Keywords: genome targeting, molecular recognition, DNA, polyamides, COSMIC


A major goal at the interface of chemistry, biology, and personalized medicine is to design small molecules that selectively target the genome to perturb, and rectify, malfunctioning gene regulatory networks. The greatest success in designing molecules with programmable DNA-binding specificity has been with polyamides.[1] Polyamides containing N-methylpyrrole and N-methylimidazole can be rationally designed to bind to specific sequences in the minor groove of DNA.[2] Polyamides can bind to specific sequences with nanomolar affinity,[3] and unlike most protein-based DNA-binding domains, they retain their affinity and specificity when binding to methylated[4] and chromatinized[5] DNA. Polyamides can also efficiently target viral DNA for degradation,[6] and they can traverse the cell membrane and traffic to the nucleus to modulate gene expression.[7]

To comprehensively examine the specificity of DNA-binding molecules, we previously developed a high-throughput platform to monitor polyamide binding to every possible sequence variant, up to 12 base pairs (bp) in length.[3, 8] The cognate site identifier (CSI) method was used to determine the specificity and affinity of several hairpin and linear polyamides. Because CSI binding intensity is directly proportional to the association constant (Ka) for a given DNA sequence,[3, 8a] the intensity data can be used to assign binding probabilities to every sequence across the genome. These genome-wide binding maps, called genomescapes,[3a] predict thousands of polyamide binding sites of maximal and varying affinity, yet only a small subset of these binding sites perturb gene expression.[7a, 7b, 9] Moreover, analysis of differential gene expression after polyamide treatment of live cells reveals that the degree of transcriptional perturbation varies considerably from gene to gene.[7a, 7b, 9] For example, polyamide 1, which was designed to target the hypoxia-responsive element (HRE), competes with endogenous transcription factors for binding to HRE and thereby reduces the expression of a target gene, VEGF. Yet a different gene, ET-2, with an HRE of a similar predicted binding energy, was downregulated 10-fold more than VEGF.[7a] The basis for such variable impact on transcription of specific genes when targeting energetically similar sites remains poorly understood.

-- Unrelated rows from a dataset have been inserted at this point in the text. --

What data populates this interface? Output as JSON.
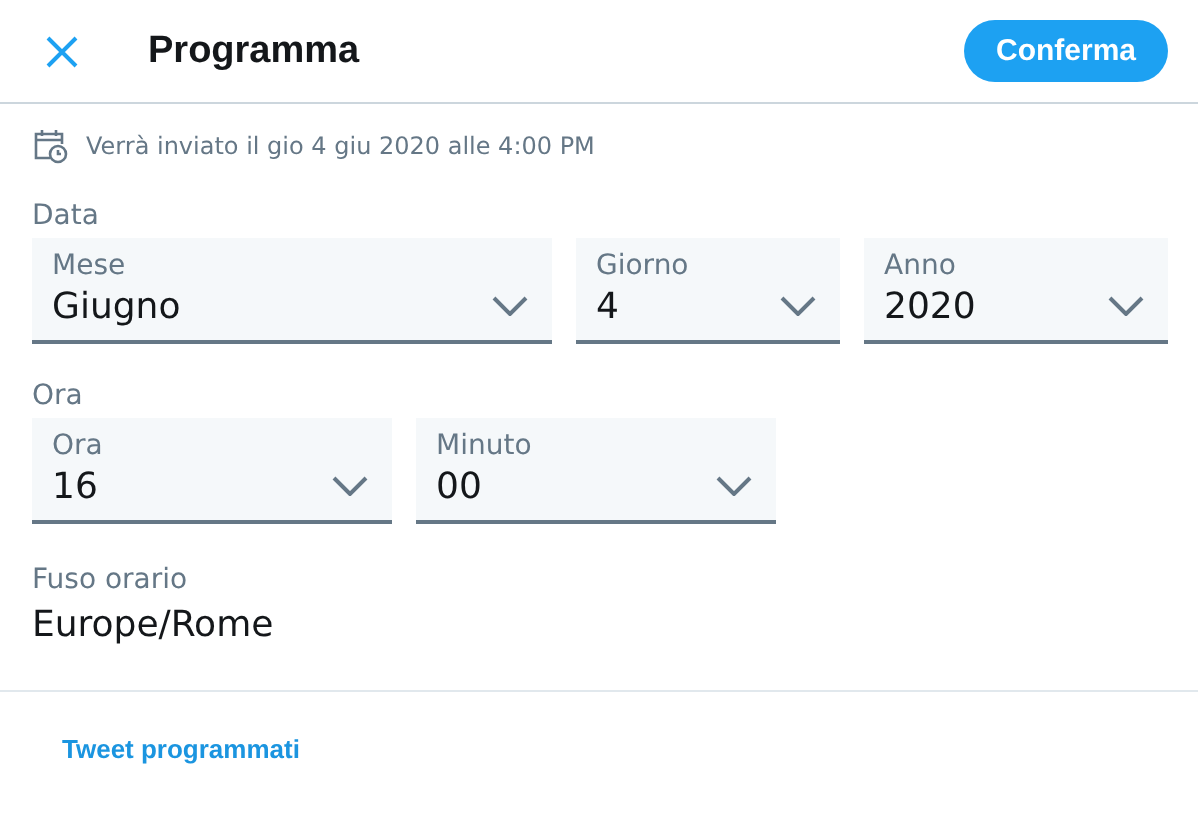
{
  "header": {
    "title": "Programma",
    "confirm_button": "Conferma"
  },
  "schedule_note": "Verrà inviato il gio 4 giu 2020 alle 4:00 PM",
  "sections": [
    {
      "label": "Data",
      "selects": [
        {
          "label": "Mese",
          "value": "Giugno"
        },
        {
          "label": "Giorno",
          "value": "4"
        },
        {
          "label": "Anno",
          "value": "2020"
        }
      ]
    },
    {
      "label": "Ora",
      "selects": [
        {
          "label": "Ora",
          "value": "16"
        },
        {
          "label": "Minuto",
          "value": "00"
        }
      ]
    }
  ],
  "timezone": {
    "label": "Fuso orario",
    "value": "Europe/Rome"
  },
  "footer_link": "Tweet programmati"
}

The size and packaging of the genome in the cell nucleus could impact both the specificity and the accessibility of binding sites. In chromatin, DNA is packaged into nucleosomes with 146 bp of DNA wrapped around a histone octamer. The nucleosome can occlude binding sites and interfere with binding of natural factors or synthetic molecules.[10] Genomic DNA is further compacted in the nucleus, consistent with a new report that the in vivo chromatin landscape determines the accessibility of a polyamide for its target sites in live cells.[11]

To investigate how genomic architecture and the local chromatin landscape influence polyamide occupancy in live cells, we mapped polyamide binding across the human genome. In stark contrast to the current paradigm of single high affinity site targeting, we find that the occurrence of multiple clustered binding sites, even sub-optimal sites that display low to moderate affinity, correlates best with polyamide occupancy in live human cells. These data suggest a new design principle for in vivo genome-targeting by polyamides and perhaps other DNA-binding small molecules and therapeutic agents.

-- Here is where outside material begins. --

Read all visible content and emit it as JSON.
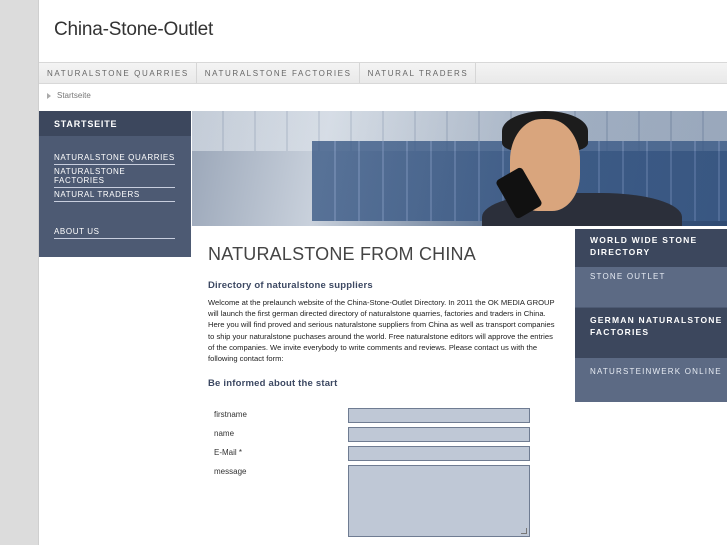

Several methods have recently been developed to study interactions between small molecules and nucleic acid targets (DNA or RNA) in a cellular environment.[12] To study polyamide binding in the genome, we devised an approach that we term the crosslinking of small molecules for isolation of chromatin (COSMIC). We designed and synthesized trifunctional derivatives of bioactive polyamides (3 and 6, Figure 1). These compounds consist of a DNA-targeting polyamide, a photocrosslinker (psoralen), and an affinity handle (biotin). Polyamides were synthesized by Boc solid-phase synthesis,[13] cleaved from resin, and conjugated to the psoralen-biotin moiety PB (active ester) to yield 3 and 6, respectively (Figure 1). 3 and 6 were purified by reverse-phase HPLC and characterized for purity and identity by analytical HPLC and MALDI-TOF mass spectrometry (Supporting Information, Figure S1).

Figure 1.

Figure 1

Trifunctional polyamides. a) Molecules employed in this study. Hairpin polyamides 1-3 target the DNA sequence 5′-WACGTW-3′. Linear polyamides 4-6 target 5′-AAGAAGAAG-3′. Rings of N-methylimidazole are bolded for clarity. Open and filled circles represent N-methylpyrrole and N-methylimidazole, respectively. Square represents 3-chlorothiophene, and diamond represents β-alanine. Psoralen and biotin are denoted by P and B, respectively. b) Model of 3 crosslinking to DNA. The polyamide binds to the minor groove of DNA and psoralen intercalates between two base pairs. Upon irradiation with 365-nm light, psoralen crosslinks to thymine bases on opposite strands of DNA.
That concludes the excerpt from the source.